Abstract
Introduction:
The activation of B cells to produce donor-specific antibody (DSA) and the infiltration of T and macrophages in the allografts are important factors leading to chronic rejection (CR). Interleukin-6 (IL-6) is particularly important in immune responses, playing a crucial role in the activation of B, T, and macrophages. In this study, we investigate the preventive efficacy and underlying mechanism of IL-6/IL-6R signaling blockade.
Methods:
The CR model in mice was constructed using allogeneic cardiac transplantation with CTLA4-Ig injection. We used anti-IL-6R monoclonal antibody tocilizumab and IL-6 knockout mice to block IL-6/IL-6R signaling, observed its preventive effects on CR, and explored the mechanism from its effects on B cell activation, DSA production, and inflammatory cell infiltration in the allografts.
Results:
IL-6/IL-6R signaling ablation significantly prolonged allograft survival and alleviated key pathological features of CR, including interstitial fibrosis, C4d deposition, inflammatory cell infiltration, myocardial ischemic necrosis, and neointimal hyperplasia. Mechanistically, blocking IL-6/IL-6R signaling reduced serum DSA-IgG levels, suppressed B cell response and germinal center B formation, and decreased inflammatory cell infiltration in allografts.

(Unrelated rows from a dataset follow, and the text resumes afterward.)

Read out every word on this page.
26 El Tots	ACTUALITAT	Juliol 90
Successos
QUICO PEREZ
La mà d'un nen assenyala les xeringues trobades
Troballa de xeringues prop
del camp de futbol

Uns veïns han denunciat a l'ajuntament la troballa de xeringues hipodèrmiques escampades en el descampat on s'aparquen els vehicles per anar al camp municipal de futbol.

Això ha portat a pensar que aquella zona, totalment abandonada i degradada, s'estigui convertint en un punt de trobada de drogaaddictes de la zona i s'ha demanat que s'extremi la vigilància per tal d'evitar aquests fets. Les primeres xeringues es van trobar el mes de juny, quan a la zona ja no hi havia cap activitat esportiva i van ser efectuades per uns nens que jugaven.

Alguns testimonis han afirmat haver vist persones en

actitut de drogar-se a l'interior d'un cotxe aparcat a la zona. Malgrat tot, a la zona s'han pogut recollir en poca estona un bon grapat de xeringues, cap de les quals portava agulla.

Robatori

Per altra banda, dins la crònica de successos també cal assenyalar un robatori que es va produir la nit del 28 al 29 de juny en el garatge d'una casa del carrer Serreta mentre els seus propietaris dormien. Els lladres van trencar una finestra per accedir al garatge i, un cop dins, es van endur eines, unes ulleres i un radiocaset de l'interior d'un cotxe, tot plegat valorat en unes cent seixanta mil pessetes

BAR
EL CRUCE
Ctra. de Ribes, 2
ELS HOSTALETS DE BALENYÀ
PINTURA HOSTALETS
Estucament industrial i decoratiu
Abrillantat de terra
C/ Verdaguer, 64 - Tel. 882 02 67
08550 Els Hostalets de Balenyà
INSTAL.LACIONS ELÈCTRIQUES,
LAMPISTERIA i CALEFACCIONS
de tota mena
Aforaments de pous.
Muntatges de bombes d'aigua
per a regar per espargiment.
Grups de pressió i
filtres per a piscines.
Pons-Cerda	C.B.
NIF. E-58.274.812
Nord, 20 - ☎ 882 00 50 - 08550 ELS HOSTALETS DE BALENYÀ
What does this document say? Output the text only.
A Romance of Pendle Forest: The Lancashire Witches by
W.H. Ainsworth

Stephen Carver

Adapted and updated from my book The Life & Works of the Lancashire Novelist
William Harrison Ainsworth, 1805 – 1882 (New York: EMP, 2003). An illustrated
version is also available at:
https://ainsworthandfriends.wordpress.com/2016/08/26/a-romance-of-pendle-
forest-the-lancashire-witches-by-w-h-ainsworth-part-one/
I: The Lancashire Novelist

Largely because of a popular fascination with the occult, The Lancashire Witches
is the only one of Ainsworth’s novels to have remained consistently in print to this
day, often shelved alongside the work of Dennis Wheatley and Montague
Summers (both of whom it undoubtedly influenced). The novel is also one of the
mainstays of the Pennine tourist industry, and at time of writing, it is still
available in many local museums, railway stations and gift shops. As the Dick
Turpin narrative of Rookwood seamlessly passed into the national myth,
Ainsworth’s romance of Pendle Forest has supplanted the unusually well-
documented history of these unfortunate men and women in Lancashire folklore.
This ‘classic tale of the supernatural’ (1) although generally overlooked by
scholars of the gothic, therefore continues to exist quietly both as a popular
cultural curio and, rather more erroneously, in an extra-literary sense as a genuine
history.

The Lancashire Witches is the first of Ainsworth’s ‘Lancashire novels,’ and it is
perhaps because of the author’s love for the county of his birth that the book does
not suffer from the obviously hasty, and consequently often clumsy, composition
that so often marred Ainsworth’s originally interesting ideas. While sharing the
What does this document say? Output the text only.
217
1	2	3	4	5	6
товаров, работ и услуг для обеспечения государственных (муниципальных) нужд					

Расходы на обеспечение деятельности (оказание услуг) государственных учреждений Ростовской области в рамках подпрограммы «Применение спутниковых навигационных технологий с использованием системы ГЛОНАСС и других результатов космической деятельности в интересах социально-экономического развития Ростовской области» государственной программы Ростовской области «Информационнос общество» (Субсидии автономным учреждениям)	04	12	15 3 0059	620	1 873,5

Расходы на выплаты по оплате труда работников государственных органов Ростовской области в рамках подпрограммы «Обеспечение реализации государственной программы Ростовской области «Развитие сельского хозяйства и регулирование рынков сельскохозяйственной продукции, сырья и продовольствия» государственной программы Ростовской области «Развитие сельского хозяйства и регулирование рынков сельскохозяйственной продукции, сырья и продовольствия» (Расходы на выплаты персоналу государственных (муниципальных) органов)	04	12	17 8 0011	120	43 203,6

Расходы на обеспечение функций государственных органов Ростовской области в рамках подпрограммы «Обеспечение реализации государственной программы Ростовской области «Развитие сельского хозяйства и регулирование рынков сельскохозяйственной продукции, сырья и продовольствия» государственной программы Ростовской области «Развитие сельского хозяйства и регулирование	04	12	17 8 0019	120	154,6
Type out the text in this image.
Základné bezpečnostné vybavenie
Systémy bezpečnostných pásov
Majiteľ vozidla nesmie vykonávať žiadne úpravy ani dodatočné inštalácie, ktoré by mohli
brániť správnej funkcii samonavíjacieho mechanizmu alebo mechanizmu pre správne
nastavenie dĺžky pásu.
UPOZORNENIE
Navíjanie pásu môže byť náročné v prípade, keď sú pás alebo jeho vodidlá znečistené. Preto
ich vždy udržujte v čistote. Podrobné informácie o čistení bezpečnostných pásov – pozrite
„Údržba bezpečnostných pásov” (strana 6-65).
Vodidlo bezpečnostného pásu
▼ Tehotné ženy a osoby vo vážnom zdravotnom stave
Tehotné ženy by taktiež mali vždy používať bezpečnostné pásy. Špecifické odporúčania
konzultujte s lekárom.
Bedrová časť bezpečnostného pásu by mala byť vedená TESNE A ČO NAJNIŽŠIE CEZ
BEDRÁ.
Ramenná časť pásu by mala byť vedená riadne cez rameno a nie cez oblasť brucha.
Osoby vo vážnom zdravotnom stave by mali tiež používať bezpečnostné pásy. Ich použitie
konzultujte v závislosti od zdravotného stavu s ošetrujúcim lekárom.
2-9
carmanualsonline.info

Moreover, IL-6 knockout demonstrated superior efficacy compared to tocilizumab, suggesting that complete IL-6 signaling ablation offers greater protection against CR. This study also provides the first comprehensive assessment of IL-6/IL-6R blockade on germinal center B cells and graft-infiltrating immune cells, highlighting its dual role in attenuating humoral and cellular immune responses.
Discussion:
IL-6/IL-6R signaling represents a pivotal therapeutic target for CR, and its blockade offers a promising strategy for improving long-term allograft outcomes.